Weniger Ästhetik, mehr Ethik

Während üblicherweise die runden Geburts- und Todestage der großen Meister den Ausstellungsplan diktieren, bleibt das Jahr 2000 von solchen Pflichtübungen erstaunlich verschont. Eine Kür dürfte dennoch den Briten die große Präraffaeliten-Schau aus Anlass des 100. Todestages des Kunstschriftstellers John Ruskin sein, welche die Londoner Tate Gallery organisiert (ab 9. März). Auch Bremen ehrt einen berühmten Sohn seiner Stadt: Vor hundert Jahren wurde dort Wilhelm Wagenfeld, Pionier des Industriedesigns und "Vater der Bauhaus-Lampe", geboren (ab 30. Mai).

Sucht man nach thematischen Schwerpunkten für 2000, so wird es schon schwieriger. Wie in den Vorjahren schiebt sich die Architektur als Ausstellungsgegenstand zunehmend ins Feld. Die einstige Königin der Künste kehrt als ungekrönte Majestät in den Kreis der Maler und Bildhauer zurück. In Zeiten einer sich zunehmend selbst negierenden Kunst lässt wenigstens die Architektur den Museumsbesucher nicht länger im Zweifel, was denn nun der Ausstellungsgegenstand und seine Aussage sei. So hat man im vergangenen Jahr das Thema Architektur aus der Biennale di Venezia herausgelöst, um ihr eine eigene Schau unter dem Motto "Die Stadt. Weniger Ästhetik, mehr Ethik" einzuräumen (ab Mitte Juni).

Das Phänomen des Urbanen umkreist auch die große Ausstellung, mit der am 23. Juni zum ersten Mal seit dem Zweiten Weltkrieg das Neue Museum auf der Berliner Museumsinsel wieder der großen Öffentlichkeit zugänglich gemacht wird. In neun Kapiteln versucht der Berliner Architekt Joseph Paul Kleihues die städtebauliche Entwicklung Berlins im 20. Jahrhundert nach zu erzählen. Durch das wachsende Interesse an Architektur rückt auch die damit befasste Fotografie zunehmend in den Blickpunkt. Das Centre de Cultura Contemporánia in Barcelona versucht, anhand von Arbeiten unter anderem von Thomas Ruff und Andreas Gursky die Beziehung zwischen Architektur und Fotografie zu erhellen (ab Mitte März). Auf diesem Wege meldet sich auch die bildende Kunst wieder zurück: Die Hamburger Deichtorhallen zeigen - die Zeichen der Zeit erkennend - eine Schau zum Thema "Das Haus in der Kunst" mit Beispielen von Dan Graham bis Mario Merz (ab 11. Mai).

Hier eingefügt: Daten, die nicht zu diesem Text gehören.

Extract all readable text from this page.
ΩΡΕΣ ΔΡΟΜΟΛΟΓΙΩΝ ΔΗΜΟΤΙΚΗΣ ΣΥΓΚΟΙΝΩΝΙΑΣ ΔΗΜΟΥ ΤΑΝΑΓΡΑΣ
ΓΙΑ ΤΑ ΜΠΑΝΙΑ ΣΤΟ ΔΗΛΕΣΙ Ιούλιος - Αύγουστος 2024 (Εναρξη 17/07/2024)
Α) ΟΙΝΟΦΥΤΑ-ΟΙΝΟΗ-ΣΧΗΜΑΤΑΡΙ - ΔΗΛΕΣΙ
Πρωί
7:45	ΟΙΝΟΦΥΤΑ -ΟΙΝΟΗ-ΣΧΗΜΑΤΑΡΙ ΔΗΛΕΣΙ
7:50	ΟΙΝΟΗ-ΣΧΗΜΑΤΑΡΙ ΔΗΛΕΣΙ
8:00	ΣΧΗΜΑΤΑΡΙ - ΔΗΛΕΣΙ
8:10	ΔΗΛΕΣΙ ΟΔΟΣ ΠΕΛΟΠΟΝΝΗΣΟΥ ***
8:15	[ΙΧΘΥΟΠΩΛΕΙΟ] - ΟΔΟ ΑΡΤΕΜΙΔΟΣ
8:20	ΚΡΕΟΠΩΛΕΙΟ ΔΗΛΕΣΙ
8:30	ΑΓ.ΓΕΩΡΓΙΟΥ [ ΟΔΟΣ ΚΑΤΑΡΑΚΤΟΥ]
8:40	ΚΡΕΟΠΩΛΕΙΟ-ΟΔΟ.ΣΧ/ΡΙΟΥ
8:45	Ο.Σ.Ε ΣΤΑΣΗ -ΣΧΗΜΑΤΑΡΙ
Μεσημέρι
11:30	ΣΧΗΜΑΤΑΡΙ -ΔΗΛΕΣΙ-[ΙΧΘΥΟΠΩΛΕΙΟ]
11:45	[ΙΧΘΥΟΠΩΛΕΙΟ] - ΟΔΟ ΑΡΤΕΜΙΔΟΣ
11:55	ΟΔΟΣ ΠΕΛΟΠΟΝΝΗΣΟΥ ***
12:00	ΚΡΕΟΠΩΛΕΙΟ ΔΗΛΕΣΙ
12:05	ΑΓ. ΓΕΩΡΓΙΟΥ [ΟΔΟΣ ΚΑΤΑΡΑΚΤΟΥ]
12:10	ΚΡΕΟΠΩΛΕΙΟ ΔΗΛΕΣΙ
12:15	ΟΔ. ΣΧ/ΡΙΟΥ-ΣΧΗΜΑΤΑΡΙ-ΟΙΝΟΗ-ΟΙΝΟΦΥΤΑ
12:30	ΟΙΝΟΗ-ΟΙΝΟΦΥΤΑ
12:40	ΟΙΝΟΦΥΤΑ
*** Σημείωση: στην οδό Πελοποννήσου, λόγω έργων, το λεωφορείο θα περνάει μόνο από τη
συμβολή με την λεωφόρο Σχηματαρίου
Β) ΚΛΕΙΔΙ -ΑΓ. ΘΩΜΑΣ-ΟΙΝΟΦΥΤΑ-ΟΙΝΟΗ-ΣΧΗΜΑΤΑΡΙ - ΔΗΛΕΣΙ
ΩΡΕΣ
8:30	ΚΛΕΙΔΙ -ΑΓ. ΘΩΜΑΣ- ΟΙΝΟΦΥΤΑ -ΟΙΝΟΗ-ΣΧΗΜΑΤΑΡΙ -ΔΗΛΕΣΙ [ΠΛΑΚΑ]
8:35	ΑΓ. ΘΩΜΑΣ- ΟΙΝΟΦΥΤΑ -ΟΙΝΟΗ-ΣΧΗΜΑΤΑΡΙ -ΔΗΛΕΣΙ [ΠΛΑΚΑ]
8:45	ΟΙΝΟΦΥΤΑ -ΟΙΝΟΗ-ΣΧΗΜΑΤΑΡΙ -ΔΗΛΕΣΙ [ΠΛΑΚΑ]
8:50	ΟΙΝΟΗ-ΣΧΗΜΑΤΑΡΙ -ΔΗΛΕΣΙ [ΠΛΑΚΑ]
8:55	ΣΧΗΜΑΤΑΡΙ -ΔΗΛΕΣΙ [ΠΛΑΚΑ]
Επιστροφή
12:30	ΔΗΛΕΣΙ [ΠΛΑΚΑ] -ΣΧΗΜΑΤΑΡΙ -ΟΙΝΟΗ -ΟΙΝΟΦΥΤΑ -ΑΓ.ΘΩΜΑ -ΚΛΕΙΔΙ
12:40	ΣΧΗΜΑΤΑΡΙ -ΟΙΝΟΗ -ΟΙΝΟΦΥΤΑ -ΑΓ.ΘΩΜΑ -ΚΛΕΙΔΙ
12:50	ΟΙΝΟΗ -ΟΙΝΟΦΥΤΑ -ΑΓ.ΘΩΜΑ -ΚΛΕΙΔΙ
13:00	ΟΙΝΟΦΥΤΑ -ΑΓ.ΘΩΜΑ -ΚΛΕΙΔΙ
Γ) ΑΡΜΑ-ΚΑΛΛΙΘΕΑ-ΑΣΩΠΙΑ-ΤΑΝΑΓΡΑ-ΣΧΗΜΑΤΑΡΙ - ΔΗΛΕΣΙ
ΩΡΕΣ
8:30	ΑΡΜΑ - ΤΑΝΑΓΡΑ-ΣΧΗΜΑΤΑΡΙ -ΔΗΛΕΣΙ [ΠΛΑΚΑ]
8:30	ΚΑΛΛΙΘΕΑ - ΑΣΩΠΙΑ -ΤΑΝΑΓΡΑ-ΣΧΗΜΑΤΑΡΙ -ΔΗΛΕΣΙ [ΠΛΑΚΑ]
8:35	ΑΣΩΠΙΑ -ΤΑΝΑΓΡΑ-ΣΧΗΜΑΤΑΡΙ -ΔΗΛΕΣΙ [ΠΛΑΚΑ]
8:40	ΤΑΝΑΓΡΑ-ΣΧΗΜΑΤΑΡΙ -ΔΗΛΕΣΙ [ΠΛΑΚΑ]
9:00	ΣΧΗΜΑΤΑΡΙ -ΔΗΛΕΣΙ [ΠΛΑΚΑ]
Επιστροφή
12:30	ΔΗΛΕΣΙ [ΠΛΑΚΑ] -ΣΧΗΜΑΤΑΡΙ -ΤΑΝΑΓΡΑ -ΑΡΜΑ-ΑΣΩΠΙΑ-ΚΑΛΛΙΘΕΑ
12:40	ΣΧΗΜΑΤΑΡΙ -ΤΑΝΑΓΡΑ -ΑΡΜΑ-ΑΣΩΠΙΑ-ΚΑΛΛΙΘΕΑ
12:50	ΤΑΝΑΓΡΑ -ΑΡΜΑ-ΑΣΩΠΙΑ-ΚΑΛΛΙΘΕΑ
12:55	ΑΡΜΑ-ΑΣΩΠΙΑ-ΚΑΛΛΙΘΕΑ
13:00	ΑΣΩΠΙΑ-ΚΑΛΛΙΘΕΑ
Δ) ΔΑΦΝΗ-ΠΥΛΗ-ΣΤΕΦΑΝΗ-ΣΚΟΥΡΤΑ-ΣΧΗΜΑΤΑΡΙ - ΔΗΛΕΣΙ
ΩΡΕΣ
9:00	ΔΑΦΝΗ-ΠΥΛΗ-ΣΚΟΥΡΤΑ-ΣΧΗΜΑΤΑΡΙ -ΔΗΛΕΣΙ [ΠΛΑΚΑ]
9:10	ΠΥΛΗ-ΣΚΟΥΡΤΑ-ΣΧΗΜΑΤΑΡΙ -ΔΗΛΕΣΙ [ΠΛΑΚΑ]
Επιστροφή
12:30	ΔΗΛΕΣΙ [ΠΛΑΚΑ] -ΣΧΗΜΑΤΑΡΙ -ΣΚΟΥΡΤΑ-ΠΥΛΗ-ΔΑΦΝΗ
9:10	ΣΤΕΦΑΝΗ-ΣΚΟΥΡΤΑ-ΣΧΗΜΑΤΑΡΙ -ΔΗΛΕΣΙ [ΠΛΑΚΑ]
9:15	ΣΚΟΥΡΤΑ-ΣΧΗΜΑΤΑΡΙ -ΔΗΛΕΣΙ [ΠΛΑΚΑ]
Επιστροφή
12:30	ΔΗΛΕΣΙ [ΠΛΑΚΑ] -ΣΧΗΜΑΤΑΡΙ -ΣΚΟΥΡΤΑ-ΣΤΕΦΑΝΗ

Zu den Highlights eines Ausstellungsjahres gehören immer auch die Museumseröffnungen, an denen es in den letzten Jahren trotz aller Einsparungen nie gemangelt hat. Die Zeit der großen Neubauten scheint jedoch mit dem Jahr 2000 endgültig vorüber; stattdessen gibt es Um- und Anbauten, die nicht weniger spektulär ausfallen. Internationale Aufmerksamkeit ist da der Londoner Tate Gallery gewiss, die sich vom Schweizer Architektenduo Herzog & de Meuron auf der südlichen Themseseite in einem stillgelegten Kraftwerk eine Dependance für zeitgenössische Kunst einrichten lässt (Eröffnung 12. Mai). Auch die Kunststadt Köln meldet sich mit einem neuen alten Museum zurück. Damit sich die Sammlung Ludwig in aller Breite im Haus am Hauptbahnhof präsentieren können, entsteht für das bislang integrierte Wallraf-Richartz-Museum neben dem gotischen "Gürzenich" ein Neubau von Oswald Mathias Ungers (Eröffnung 20. Mai). Und auch hier haben die Hamburger Deichtorhallen das richtige Gespür für ein virulentes Thema bewiesen. In ihrer Sommerausstellung präsentieren sie 25 internationale Museumsneubauten der jüngsten Vergangenheit unter dem Titel "Museen für ein neues Jahrtausend" (ab 1. Juni).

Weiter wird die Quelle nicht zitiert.